Entendo que a legislação avançou bastante, no entanto, dada a complexidade da questão o debate deve continuar e parece-me bastante pertinente a criação de uma Comissão para acompanhar a implantação do sistema. Há, no entanto uma questão fundamental que a legislação não responde: O FINANCIAMENTO DO SISTEMA NACIONAL DE SAÚDE, decisivo para o funcionamento adequado do sistema de transplante.

Para se ter uma pequena idéia dos custos lembramos que um transplante renal sai por R$ 14.000, o de coração por R$ 20.000, o de pulmão por R$ 34.000 e o de fígado por R$ 40.000, sendo que o fornecimento de ciclosporina ao transplantado custa R$ 5.000 ao ano. Há que lembrar ainda, que um dos pontos de estrangulamento na construção do sistema está na contratação de recursos humanos e isto se deve fundamentalmente em função do valor dos salários pagos no serviço público de saúde, que como vimos é responsável por mais de 90% de todos os procedimentos de alta complexidade, particularmente, os transplantes. Alias, é também no setor público, incluídas as universidades, que se produz todo o trabalho de desenvolvimento científico e tecnológico na área da saúde.

A MP 1.718 de 6 de outubro de 1998 propõe o acréscimo de um parágrafo, de nº 6 ao artigo 4º da Lei nº 9434/97 no seguinte teor:

"§6º Na ausência de manifestação de vontade do potencial doador, o pai, a mãe, o filho ou o cônjuge poderá manifestar-se contrariamente à doação, o que será obrigatoriamente acatado pelas equipes de transplante e remoção."

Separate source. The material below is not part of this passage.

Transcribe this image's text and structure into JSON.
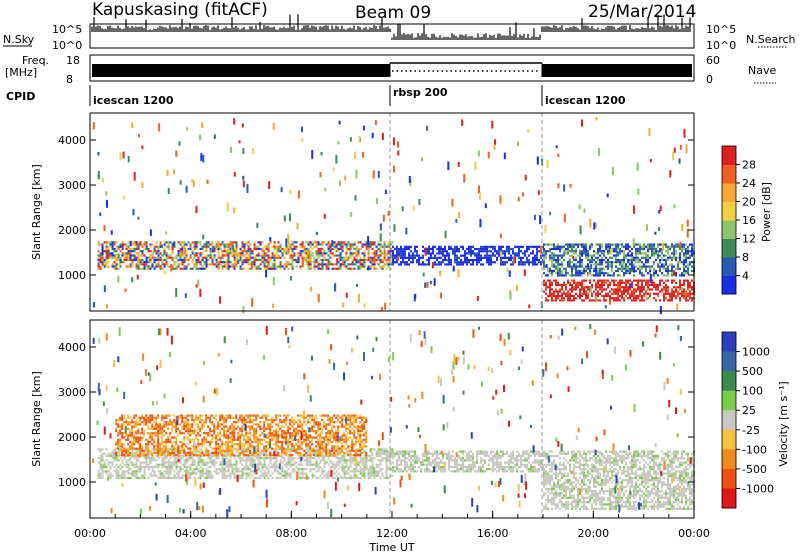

Como já salientamos, este não é o ponto central no que se refere ao transplante de órgãos, do ponto de vista técnico. Trata-se de uma questão que envolve problemas de ordem religiosa, ética, filosófica, em outras palavras, envolve questões de consciência e a nosso ver assim deve ser tratada.

Nos parece interessante aproveitar a edição desta medida provisória para incluir novamente os parágrafos 1º e 2º do artigo 9º da Lei 9434/97, vetados pelo Presidente da República. O §1º prevê que a disposição de órgãos, tecidos e partes do corpo vivo limita-se à doação entre cônjuges, pais, filhos e irmãos e o §2º que, qualquer doação entre pessoas não relacionadas, como previsto no parágrafo 1º, somente poderá ser realizada mediante prévia autorização judicial, ouvido, a critério do Juiz, o Ministério Público.

Entendemos que este dispositivo seja importante, como um reforço a mais para evitar a comercialização de órgãos sem impedir que a doação inter-vivos seja feita.

Carlos Eduardo Baldijão
Assessor da Bancada do PT
Câmara dos Deputados.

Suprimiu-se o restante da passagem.